Gonna have to pass on those rods


----------



## fish bucket (Dec 5, 2002)

what is best you can do on rod shipped to nj


----------



## John81 (Apr 24, 2007)

fish bucket said:


> what is best you can do on rod shipped to nj


Pretty much at my rock bottom atm. If it doesn't sell I might just cut it down to 10ft


----------



## John81 (Apr 24, 2007)

Would also trade for van staal 7" pliers a 1502 rod or blank


----------



## fish bucket (Dec 5, 2002)

any interest in a bnib penn clash 6000 ?


----------



## John81 (Apr 24, 2007)

fish bucket said:


> any interest in a bnib penn clash 6000 ?
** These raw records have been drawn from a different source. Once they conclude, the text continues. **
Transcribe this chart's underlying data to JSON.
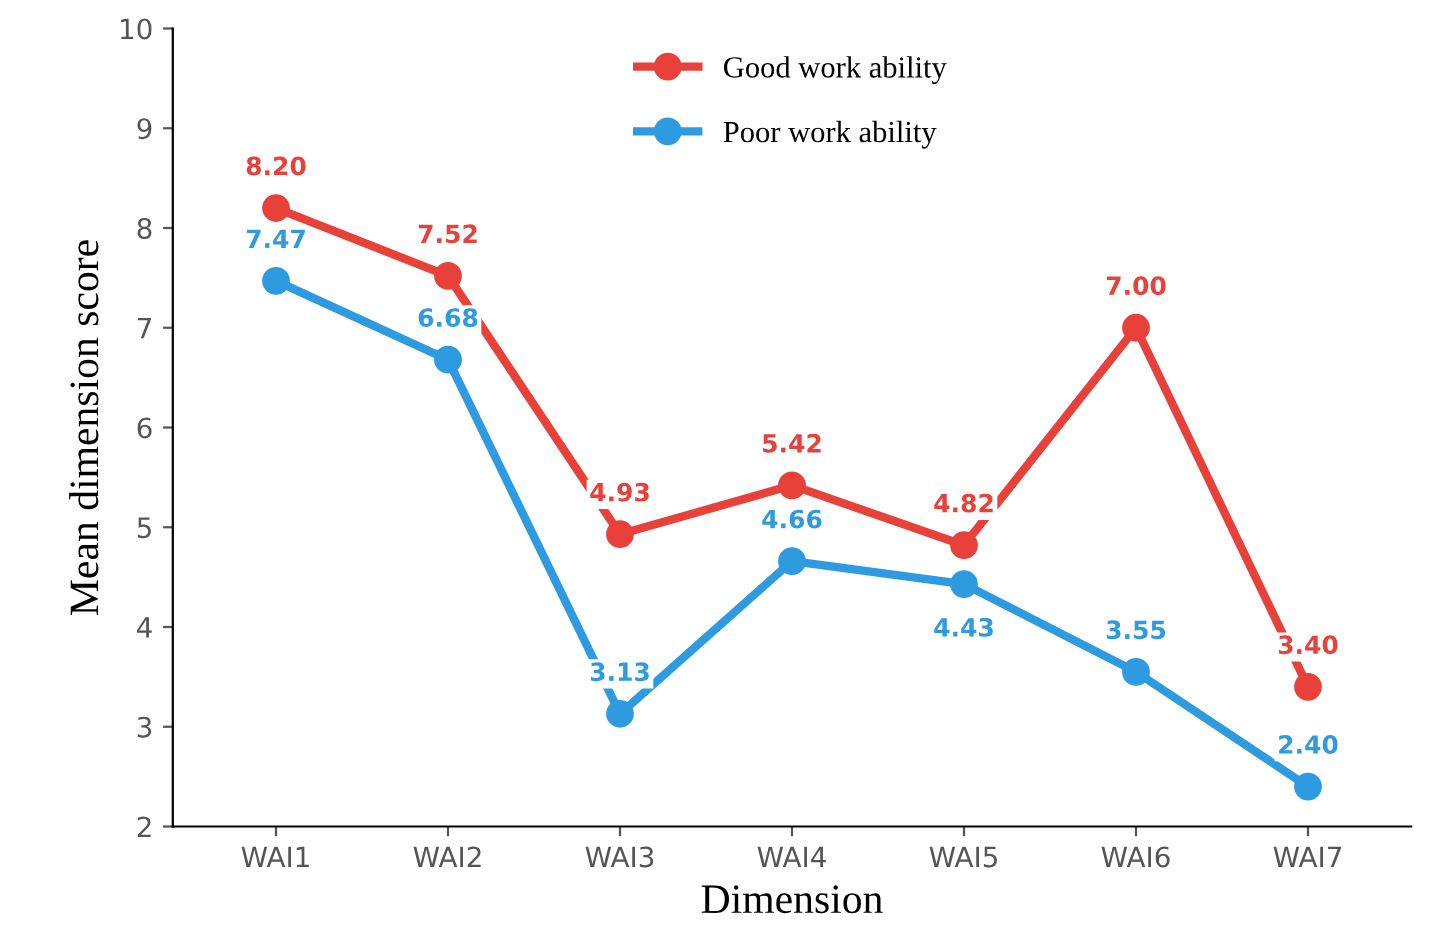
{
  "chart_data": {
    "type": "line",
    "xlabel": "Dimension",
    "ylabel": "Mean dimension score",
    "categories": [
      "WAI1",
      "WAI2",
      "WAI3",
      "WAI4",
      "WAI5",
      "WAI6",
      "WAI7"
    ],
    "series": [
      {
        "name": "Good work ability",
        "color": "#e8413a",
        "values": [
          8.2,
          7.52,
          4.93,
          5.42,
          4.82,
          7.0,
          3.4
        ],
        "value_labels": [
          "8.20",
          "7.52",
          "4.93",
          "5.42",
          "4.82",
          "7.00",
          "3.40"
        ]
      },
      {
        "name": "Poor work ability",
        "color": "#2e9be0",
        "values": [
          7.47,
          6.68,
          3.13,
          4.66,
          4.43,
          3.55,
          2.4
        ],
        "value_labels": [
          "7.47",
          "6.68",
          "3.13",
          "4.66",
          "4.43",
          "3.55",
          "2.40"
        ]
      }
    ],
    "ylim": [
      2,
      10
    ],
    "yticks": [
      2,
      3,
      4,
      5,
      6,
      7,
      8,
      9,
      10
    ],
    "grid": false,
    "legend": "top",
    "marker": "circle",
    "line_style": "solid"
  }
}
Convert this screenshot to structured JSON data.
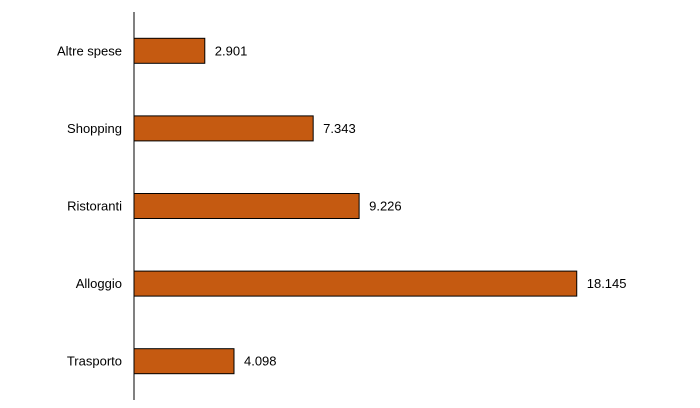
{
  "chart_data": {
    "type": "bar",
    "orientation": "horizontal",
    "categories": [
      "Altre spese",
      "Shopping",
      "Ristoranti",
      "Alloggio",
      "Trasporto"
    ],
    "values": [
      2.901,
      7.343,
      9.226,
      18.145,
      4.098
    ],
    "value_labels": [
      "2.901",
      "7.343",
      "9.226",
      "18.145",
      "4.098"
    ],
    "bar_color": "#C55A11",
    "bar_edge_color": "#000000",
    "xlim": [
      0,
      20
    ],
    "grid": false,
    "title": "",
    "xlabel": "",
    "ylabel": ""
  }
}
Not at this time. This might be the only time you ever see one of these for sale


----------



## fish bucket (Dec 5, 2002)

might be in the states.....seen them on the u.k. websites
had the afaw surf and this one interests me cause you say the tip is softer
if you don't get your price or trade I could offer $200 shipped

I actually broke one of the surfs trying to get it apart.......that was a bummer


----------



## John81 (Apr 24, 2007)

I'll ship for $200 + paypal fees


----------



## fish bucket (Dec 5, 2002)

so $206......correct?


----------



## John81 (Apr 24, 2007)

fish bucket said:


> so $206......correct?


$206.10 to be correct but ya that's fine I'll pm you my info


----------



## fish bucket (Dec 5, 2002)

payment sent


----------



## John81 (Apr 24, 2007)

fish bucket said:


> payment sent


Got it will ship in a day or 2


----------



## John81 (Apr 24, 2007)

Shipped expected Saturday


----------



## fish bucket (Dec 5, 2002)

thanks


----------



## fish bucket (Dec 5, 2002)

got it.......nice rod
will try it out tommorrow


----------